Ask Dr. Wickum: What is a direct anterior hip replacement, and how is it different from other hip replacement procedures?
Dr. Wickum explains the difference between a posterior and a direct anterior procedure for hip replacement, and discusses the advantages of anterior hip replacements.
Hip replacement surgery consists of replacing a diseased or damaged hip joint surfaces with metal and plastic components shaped to allow continued motion of the hip. Traditionally, hip replacement surgery has been handled via a posterior procedure: the incision is made on the backside of the hip. The direct anterior approach handles the procedure through an incision on the front of the hip.
“I’ve been asked why every orthopedic surgeon doesn’t offer the direct anterior hip replacement,” says Dr. Wickum. ”There are several good reasons why.”
”First, direct anterior hip replacement requires special training,” he explains. ”It is not a core skill required by U.S. orthopedic residency training. By contrast, the more traditional posterior approach to the hip is a core skill that every orthopedic surgeon learns in training. This is why the great majority of orthopedic surgeons perform hip replacement surgery through a posterior approach.”
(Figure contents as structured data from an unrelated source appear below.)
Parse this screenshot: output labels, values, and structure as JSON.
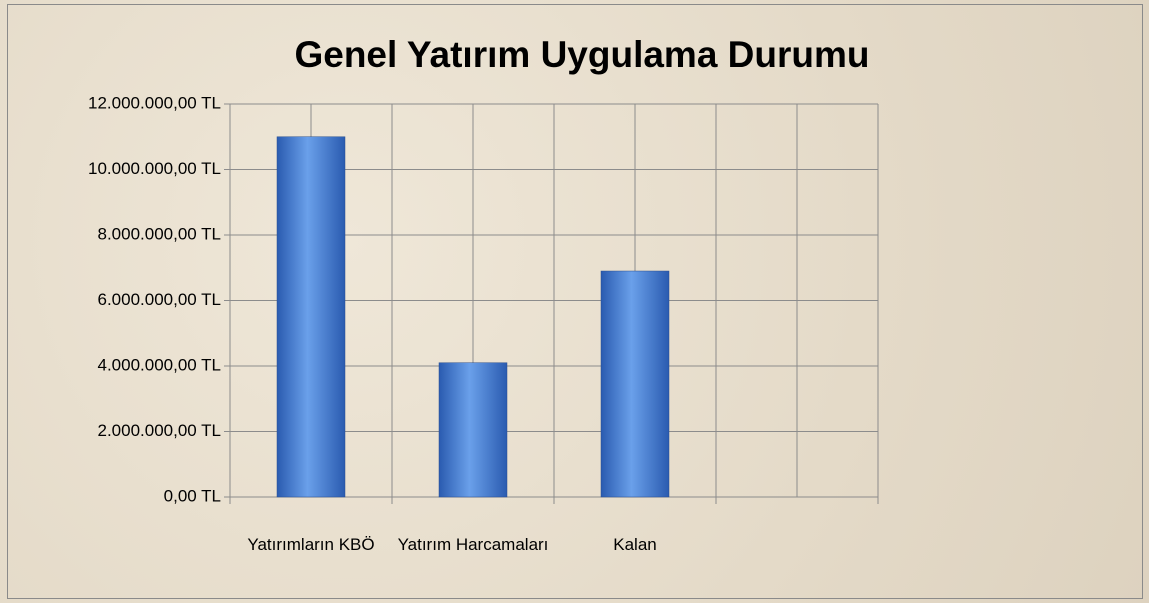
{
  "chart_data": {
    "type": "bar",
    "title": "Genel Yatırım Uygulama Durumu",
    "categories": [
      "Yatırımların KBÖ",
      "Yatırım Harcamaları",
      "Kalan",
      null
    ],
    "values": [
      11000000,
      4100000,
      6900000,
      null
    ],
    "color": "#3a72cc",
    "ylim": [
      0,
      12000000
    ],
    "yticks": [
      {
        "value": 0,
        "label": "0,00 TL"
      },
      {
        "value": 2000000,
        "label": "2.000.000,00 TL"
      },
      {
        "value": 4000000,
        "label": "4.000.000,00 TL"
      },
      {
        "value": 6000000,
        "label": "6.000.000,00 TL"
      },
      {
        "value": 8000000,
        "label": "8.000.000,00 TL"
      },
      {
        "value": 10000000,
        "label": "10.000.000,00 TL"
      },
      {
        "value": 12000000,
        "label": "12.000.000,00 TL"
      }
    ],
    "grid": true
  }
}
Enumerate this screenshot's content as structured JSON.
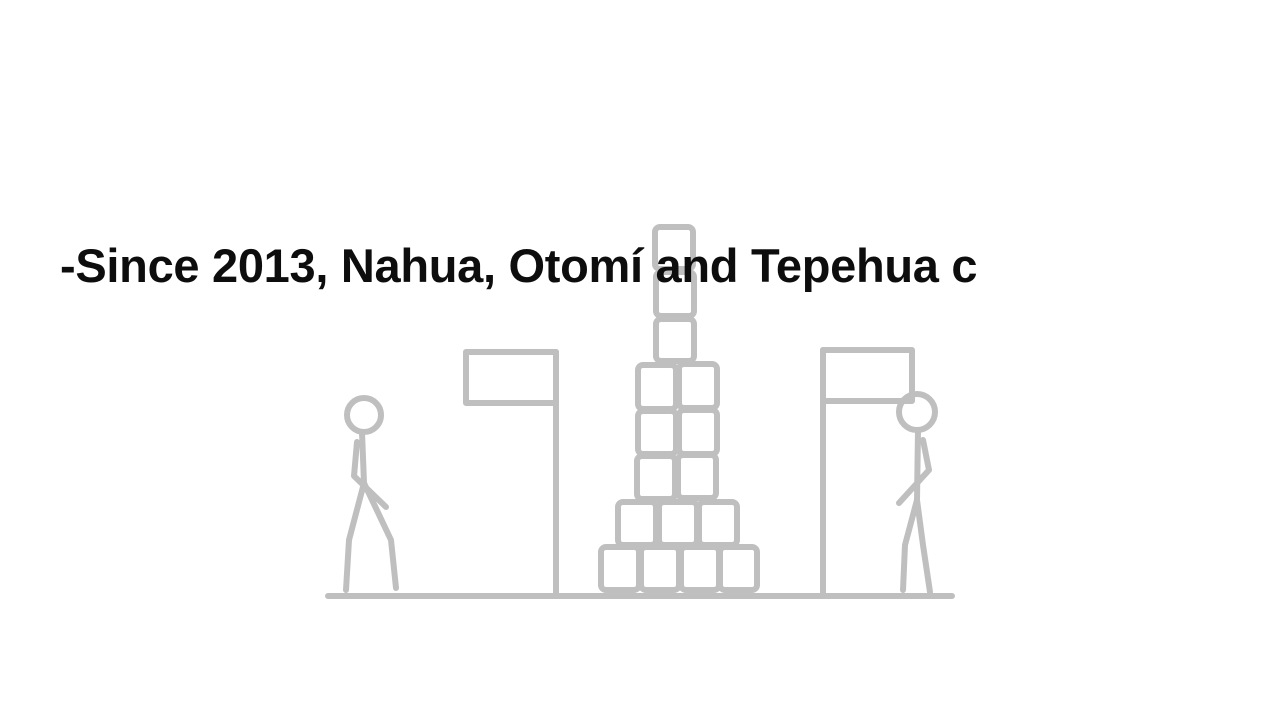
{
  "slide": {
    "caption": "-Since 2013, Nahua, Otomí and Tepehua c"
  },
  "illustration": {
    "stroke_color": "#bfbfbf",
    "elements": [
      "ground-line",
      "left-stick-figure",
      "left-flag",
      "block-tower",
      "right-flag",
      "right-stick-figure"
    ]
  }
}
Dr. Wickum hastens to add that there is absolutely nothing wrong with the posterior approach; its long-term surgical outcomes are excellent.
“The direct anterior hip replacement procedure is very difficult to learn and master,” he continues. Some experts believe that surgeons benefit from the learning curve of performing at least 100 cases to establish proficiency with this procedure. Through 100 cases, a surgeon will probably have encountered complexities including congenital deformities, intra-operative complications, and revisions. Certain deformities can be easier to handle via the direct anterior approach, including conditions such as hip dysplasia and leg length inequality.
In addition to its advantages for handling certain hip complexities, the direct anterior approach contributes to a swifter post-surgical recovery.
“The direct anterior approach spares muscle, so patients have more initial strength and less post-operative pain,” Dr. Wickum explains. “They are able to get out of bed faster and walk without the assistance of a walker or cane sooner. They report more ease going up and down stairs, and even find it easier to put on socks and shoes.”
“My job is to review options with each patient,” Dr. Wickum concludes, “and decide together which option will deliver the best outcome.”